Foster was raised in a Jewish family in Boston, then rural Iowa, before moving to Los Angeles to pursue an acting career at the age of 16. He got his break in the Disney Channel series Flash Forward, playing a goofy adolescent navigating the travails of teenhood, before discovering a zeal for playing unhinged characters, including a drug addicted robber in Alpha Dog (2006) and a cold-blooded bandit in the western 3:10 to Yuma (2007).
His sole directorial credit so far is for a music video (below) for the multi-instrumentalist Emily Wells, in which five interlocking storylines unfold as a tense emotional drama. It’s ambitious, and shows Foster is capable of producing impressive work from behind the camera. On the prospect of any feature-length plans, however, he is cagey, and this is one of several times in the interview when his body language and measured speech suggest he’s being prodded in a direction he’d rather not go. Often, he’ll find a way of bringing the conversation back to The Hub and the “200,000 children”.
“I like pushing words around,” he will say, on whether he has considered writing. “I write grocery lists: ‘more diapers’ …” He trails off and exhales loudly. “I don’t mean to be coy. If I’m not making something, I get restless. I was up at 6.30 this morning and wrote for about four hours, and I feel saner because of it.”
Sensing a breakthrough, I ask him what he draws inspiration from.
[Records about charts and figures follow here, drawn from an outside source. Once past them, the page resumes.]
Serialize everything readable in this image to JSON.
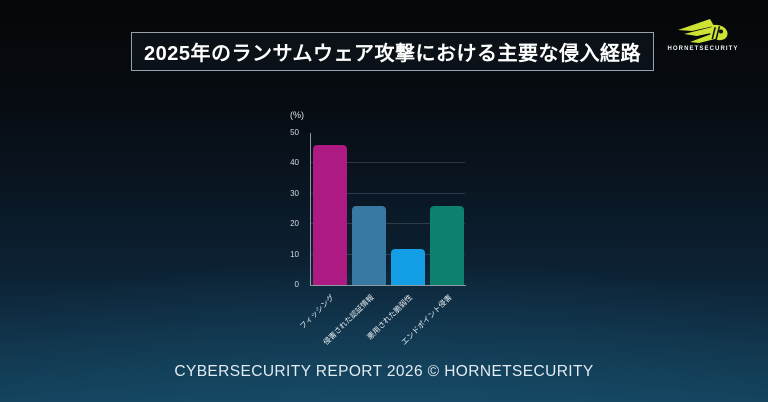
{
  "title": "2025年のランサムウェア攻撃における主要な侵入経路",
  "logo": {
    "brand": "HORNETSECURITY",
    "icon_color": "#cde232"
  },
  "footer": "CYBERSECURITY REPORT 2026 © HORNETSECURITY",
  "chart_data": {
    "type": "bar",
    "title": "2025年のランサムウェア攻撃における主要な侵入経路",
    "unit_label": "(%)",
    "categories": [
      "フィッシング",
      "侵害された認証情報",
      "悪用された脆弱性",
      "エンドポイント侵害"
    ],
    "values": [
      46,
      26,
      12,
      26
    ],
    "bar_colors": [
      "#ad1a81",
      "#3779a3",
      "#149ee6",
      "#0d8170"
    ],
    "xlabel": "",
    "ylabel": "(%)",
    "ylim": [
      0,
      50
    ],
    "yticks": [
      0,
      10,
      20,
      30,
      40,
      50
    ],
    "grid": true,
    "legend_position": "none"
  }
}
He makes a whistling noise. “You’re pawing it out, you’re a good journalist.” He pauses again for a few more moments, mumbles something incoherent, then declares: “Stories!”
This clearly represents some kind of a lapse in judgment, for he adds hurriedly, “But I’m not yet talking about it in a real way – I’m superstitious. I’m just throwing around words.”
The wholehearted nature of his pre-production work must surely have been an easier process to go through when single. Foster is sketchy on details about his personal life and it’s often unclear whether he’s talking about past lovers or past movies. He appears to enjoy blurring the lines between the two.
“All in all, I’ve been very lucky to be with people who get that I like to go and do homework,” he says. “Each relationship is different. A film is a relationship, it’s relational. It absorbs your thoughts, dreams and time; you’re away from everybody and you give yourself to the service of this tale and the character and defend that character. Then it’s over.
“Some of them feel great and some of them leave a hole in your heart – and that’s OK.”
Foster excels within a certain archetype: the salt-of-the-earth yet flawed, all-American figure fighting to the last breath while doomed to fail. Although he’d rather not be pigeonholed, it’s hard to imagine Foster playing a ruff-wearing French aristocrat, for instance.
“I have my ascot, my monocle and my fez ready!” he laughs.
His face straightens, and his voice becomes solemn. “It’s humans’ will to survive that’s endlessly fascinating. And we need that. These are dark times. These are scary times. We need to see people’s will to continue, to do it with bright eyes and share that hope with others. No matter what their circumstances are, they need more of that. I need more of that.”
And with that, Foster smiles, smoothes down his jacket and stands, a slightly underdressed everyman ready to join a room full of black ties and ball gowns to raise money for underprivileged children.
As a charity ambassador, he’ll deliver, as he always does, with steadfast conviction.